Most people didn’t come here for the acting or plot though. They came here for the action and in that department Predators does deliver. After pushing through a somewhat slowly paced first half, things pick up and our favorite alien creatures show up to dish out some death.

Some exciting stunt work and effective special effects make the fighting and action pretty enjoyable. Behind the camera Nimrod Antal infuses some style into the film and he stages the ensuing carnage fairly well. He remembers to include all our favorite Predator traits including the invisible camouflage and heat vision and it all makes for a pretty worthy opponent.

Unlike the Alien vs. Predator films, this movie doesn’t rely too heavily on CGI and it works out well. There is more than enough blood and gore for the horror fans and fans of the original will feel right at home. If you came for action, bloody deaths and some ass kicking by Adrien Brody, you’ve probably come to the right place.

What ultimately holds the film back from being anything more than some good ol fashioned B-grade entertainment is that on the whole, it’s pretty conventional. The flat as cardboard characters literally line up to be added to the body count and you can actually start to guess who will be disposed of next (I’ll give you a hint, the foreign guy gets it first).

The expected conventions like hunter becomes the hunted, not everyone is who you think they are, unlikely alliances and preposterous betrayals are found here as well. There’s also a couple ‘where the heck did that come from’ moments (Topher Grace at the end anybody?) and we get more than enough scenes of Brody growling lines in a Charlton Heston manner. Antal throws in a few twists to keep things moving but the familiar character types and the excessive cliches turn the film into a big game of who will die first and not much else.

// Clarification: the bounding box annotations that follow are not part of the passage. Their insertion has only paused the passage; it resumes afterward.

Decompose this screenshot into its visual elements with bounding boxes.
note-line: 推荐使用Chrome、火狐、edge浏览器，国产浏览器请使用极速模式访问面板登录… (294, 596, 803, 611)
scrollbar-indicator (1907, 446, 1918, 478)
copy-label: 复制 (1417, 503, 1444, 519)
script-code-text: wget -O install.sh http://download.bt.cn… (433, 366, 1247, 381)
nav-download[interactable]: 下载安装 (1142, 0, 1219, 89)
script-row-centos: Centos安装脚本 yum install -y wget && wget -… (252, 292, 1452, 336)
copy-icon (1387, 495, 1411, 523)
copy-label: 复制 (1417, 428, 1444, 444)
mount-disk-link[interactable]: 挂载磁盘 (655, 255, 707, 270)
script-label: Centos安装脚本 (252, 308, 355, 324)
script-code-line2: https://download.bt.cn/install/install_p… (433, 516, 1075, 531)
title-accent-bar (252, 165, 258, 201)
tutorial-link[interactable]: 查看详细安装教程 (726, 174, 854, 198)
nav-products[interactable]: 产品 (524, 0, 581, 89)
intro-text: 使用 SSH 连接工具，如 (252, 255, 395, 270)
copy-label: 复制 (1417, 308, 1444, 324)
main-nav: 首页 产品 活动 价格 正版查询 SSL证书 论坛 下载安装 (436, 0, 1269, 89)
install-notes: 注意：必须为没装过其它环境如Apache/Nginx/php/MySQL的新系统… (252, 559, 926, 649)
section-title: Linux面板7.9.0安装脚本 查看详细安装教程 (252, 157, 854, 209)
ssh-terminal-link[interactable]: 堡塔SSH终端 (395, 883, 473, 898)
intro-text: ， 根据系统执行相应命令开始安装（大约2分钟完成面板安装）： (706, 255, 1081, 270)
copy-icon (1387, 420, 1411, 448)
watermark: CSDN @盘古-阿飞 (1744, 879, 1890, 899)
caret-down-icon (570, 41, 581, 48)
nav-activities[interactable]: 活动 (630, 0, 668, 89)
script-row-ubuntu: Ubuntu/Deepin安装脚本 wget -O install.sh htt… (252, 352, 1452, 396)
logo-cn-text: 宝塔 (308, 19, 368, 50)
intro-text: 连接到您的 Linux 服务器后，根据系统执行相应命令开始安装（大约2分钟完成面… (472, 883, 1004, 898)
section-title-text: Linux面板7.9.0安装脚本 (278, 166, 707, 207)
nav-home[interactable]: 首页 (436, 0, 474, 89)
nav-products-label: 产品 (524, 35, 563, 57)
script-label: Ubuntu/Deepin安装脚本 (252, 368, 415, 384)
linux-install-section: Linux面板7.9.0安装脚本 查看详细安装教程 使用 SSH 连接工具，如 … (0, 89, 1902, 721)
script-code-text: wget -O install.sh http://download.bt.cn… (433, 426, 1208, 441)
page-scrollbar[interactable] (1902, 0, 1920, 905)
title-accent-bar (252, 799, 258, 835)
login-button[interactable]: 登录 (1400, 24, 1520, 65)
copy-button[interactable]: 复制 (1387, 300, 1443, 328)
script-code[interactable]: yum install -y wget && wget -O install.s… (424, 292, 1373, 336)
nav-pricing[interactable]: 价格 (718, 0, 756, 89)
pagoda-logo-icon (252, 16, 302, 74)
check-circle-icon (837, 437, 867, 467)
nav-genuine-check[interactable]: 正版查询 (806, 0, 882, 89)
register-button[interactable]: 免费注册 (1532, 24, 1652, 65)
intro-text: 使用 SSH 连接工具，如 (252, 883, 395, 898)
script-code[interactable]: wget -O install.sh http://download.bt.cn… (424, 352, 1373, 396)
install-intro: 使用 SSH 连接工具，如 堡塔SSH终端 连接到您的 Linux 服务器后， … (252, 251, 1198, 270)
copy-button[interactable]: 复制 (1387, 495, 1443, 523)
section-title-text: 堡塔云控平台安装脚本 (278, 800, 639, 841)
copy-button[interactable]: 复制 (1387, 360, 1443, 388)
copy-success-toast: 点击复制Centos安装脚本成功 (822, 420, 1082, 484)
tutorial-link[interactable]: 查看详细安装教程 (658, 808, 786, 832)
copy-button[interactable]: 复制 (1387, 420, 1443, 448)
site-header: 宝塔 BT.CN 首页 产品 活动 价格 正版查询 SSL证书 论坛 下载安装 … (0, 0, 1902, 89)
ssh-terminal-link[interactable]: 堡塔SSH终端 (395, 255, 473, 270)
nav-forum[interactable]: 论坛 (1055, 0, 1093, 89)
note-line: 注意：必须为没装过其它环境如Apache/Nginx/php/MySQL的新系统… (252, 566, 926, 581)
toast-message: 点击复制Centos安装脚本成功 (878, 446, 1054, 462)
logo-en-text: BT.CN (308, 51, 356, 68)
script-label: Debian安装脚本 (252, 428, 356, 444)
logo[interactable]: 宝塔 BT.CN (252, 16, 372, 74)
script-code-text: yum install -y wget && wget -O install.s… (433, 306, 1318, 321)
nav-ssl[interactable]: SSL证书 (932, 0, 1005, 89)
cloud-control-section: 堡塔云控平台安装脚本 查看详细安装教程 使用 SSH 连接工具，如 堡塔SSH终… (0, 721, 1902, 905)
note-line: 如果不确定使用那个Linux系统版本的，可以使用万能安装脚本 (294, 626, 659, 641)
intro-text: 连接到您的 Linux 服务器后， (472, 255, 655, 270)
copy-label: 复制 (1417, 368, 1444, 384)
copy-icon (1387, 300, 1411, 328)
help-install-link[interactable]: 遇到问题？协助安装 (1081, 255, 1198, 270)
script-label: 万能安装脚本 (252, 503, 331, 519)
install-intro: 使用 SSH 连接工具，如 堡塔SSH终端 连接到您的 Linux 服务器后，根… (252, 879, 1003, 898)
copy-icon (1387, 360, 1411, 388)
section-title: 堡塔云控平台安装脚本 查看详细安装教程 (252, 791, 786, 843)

Is Predators entertaining? Yes, for the most part. Is it a well made film? No, not really. It’s sloppy in a lot of areas and could have turned out a lot better with a more polished script and some better directing choices. Fans of the original will probably be fine with what is presented here and for the casual moviegoer, well if you go in expecting nothing more than some B-grade horror movie entertainment, you’ll probably enjoy it.

Predators Review

A decent cast, great effects and costumes and satisfying blood and gore make this a pretty decent horror remake, which you don't find too often.